Même si, comme on l’a vu dans le sous-chapitre 1.3.2., la presse écrite - notamment périodique - et la radio conservent encore une place très importante dans le paysage médiatique, il est tout à fait certain que la télévision occupe aujourd’hui, depuis une trentaine d’années, une position stratégique dominante, tant en termes d’audience brute, que de puissance symbolique et de représentations. Plus de 90% des foyers détiennent au moins un poste de télévision; les grandes chaînes de télévision françaises drainent, aux heures de grande écoute, entre 10 et 20 millions de personnes chacune. Mais, au-delà de cette dimension strictement quantitative, c’est surtout la nature même de la télévision et son intégration presque totale dans la vie quotidienne des individus qui lui donne une force symbolique exceptionnelle. Le caractère audiovisuel de la télévision lui donne évidemment une capacité de représenter le réel comme une ’fenêtre ouverte sur le monde’. De plus, le fait qu’il n’existe pas de lien commercial direct et quotidien entre le téléspectateur et la télévision, l’absence quasi totale de démarche volontaire pour regarder le petit écran (alors qu’il faut aller acheter un journal ou une revue), la présence permanente de la télévision au domicile des individus, tout cela fait que la télévision bénéficie d’un statut très particulier fondé sur la proximité, la familiarité (au sens propre du terme), la confiance. Selon un sondage récent - pris avec toutes les réserves qui s’imposent - 68% des personnes interrogées considèrent par exemple que la télévision joue un rôle positif et notamment qu’elle enrichit les connaissances. Selon un autre sondage (Télérama, Septembre 1997), 88% des personnes interrogées estiment que ’la télévision est une formidable ouverture sur le monde’ et que ’sans télévision, il y a des tas de choses dont on aurait jamais entendu parler’. De même, 55% des sondés estiment que la télévision est un ’moyen de connaissance’ et 50% d’entre eux pensent qu’elle est ’une fenêtre sur le monde’. Et seuls 32% déclarent qu’ils ’pourraient vivre sans télévision’.

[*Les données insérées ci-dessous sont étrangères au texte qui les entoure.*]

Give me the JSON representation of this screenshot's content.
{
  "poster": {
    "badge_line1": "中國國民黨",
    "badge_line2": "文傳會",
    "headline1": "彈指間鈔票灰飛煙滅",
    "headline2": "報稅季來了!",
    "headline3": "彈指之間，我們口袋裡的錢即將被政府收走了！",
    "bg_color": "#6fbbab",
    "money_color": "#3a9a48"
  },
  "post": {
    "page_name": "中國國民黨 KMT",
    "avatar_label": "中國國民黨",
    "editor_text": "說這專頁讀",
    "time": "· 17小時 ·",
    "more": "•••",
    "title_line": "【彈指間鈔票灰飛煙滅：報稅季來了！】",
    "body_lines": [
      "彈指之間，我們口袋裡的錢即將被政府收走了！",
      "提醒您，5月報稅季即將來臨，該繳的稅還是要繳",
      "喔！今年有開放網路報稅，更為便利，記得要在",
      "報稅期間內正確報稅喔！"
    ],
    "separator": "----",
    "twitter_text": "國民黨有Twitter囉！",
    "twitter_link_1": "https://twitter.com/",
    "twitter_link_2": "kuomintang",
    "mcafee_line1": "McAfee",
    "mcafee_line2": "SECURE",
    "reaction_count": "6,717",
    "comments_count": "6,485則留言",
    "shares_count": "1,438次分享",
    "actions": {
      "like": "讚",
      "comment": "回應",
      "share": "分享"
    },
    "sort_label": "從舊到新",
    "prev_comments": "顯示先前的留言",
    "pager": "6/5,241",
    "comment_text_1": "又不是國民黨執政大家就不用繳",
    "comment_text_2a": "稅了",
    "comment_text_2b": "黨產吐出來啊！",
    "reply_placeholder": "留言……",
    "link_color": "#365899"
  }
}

Il apparaît donc bien que la télévision, aussi bien sur le plan économique que sur le plan symbolique, domine de plus en plus fortement l’ensemble du champ journalistique. Elle contribue donc d’une façon décisive à imposer sa propre logique à tout le système médiatique. Et à l’intérieur même du sous-champ télévisuel, c’est la télévision commerciale qui exerce son ’hégémonie’, au sens donné à ce terme par Antonio Gramsci 197.

Cette hégémonie est évidemment liée à des facteurs économiques et à la concurrence entre les chaînes de télévision qui se traduit par une recherche effrénée de l’audience, par la volonté de conquérir des ’parts de marché’. Pour essayer de lutter contre TF1, les chaînes de service public - on l’a déjà indiqué - ont tendance à utiliser les mêmes méthodes et à privilégier l’audimat au détriment de la qualité. De même, le poids très important de la publicité, les pressions des annonceurs contribuent d’une part à prioriser la dimension ’commerciale’, et d’autre part à éliminer tout ce qui pourrait être gênant pour les actionnaires des chaînes privées et pour les annonceurs de toutes les chaînes. Mais ces contraintes économiques, si elles sont incontestables, ne rendent pas compte et, même, dans une certaine mesure dissimulent ‘’les mécanismes anonymes, invisibles, à travers lesquels s’exercent les censures de tous ordres qui font de la télévision un formidable instrument de maintien de l’ordre symbolique’ 198.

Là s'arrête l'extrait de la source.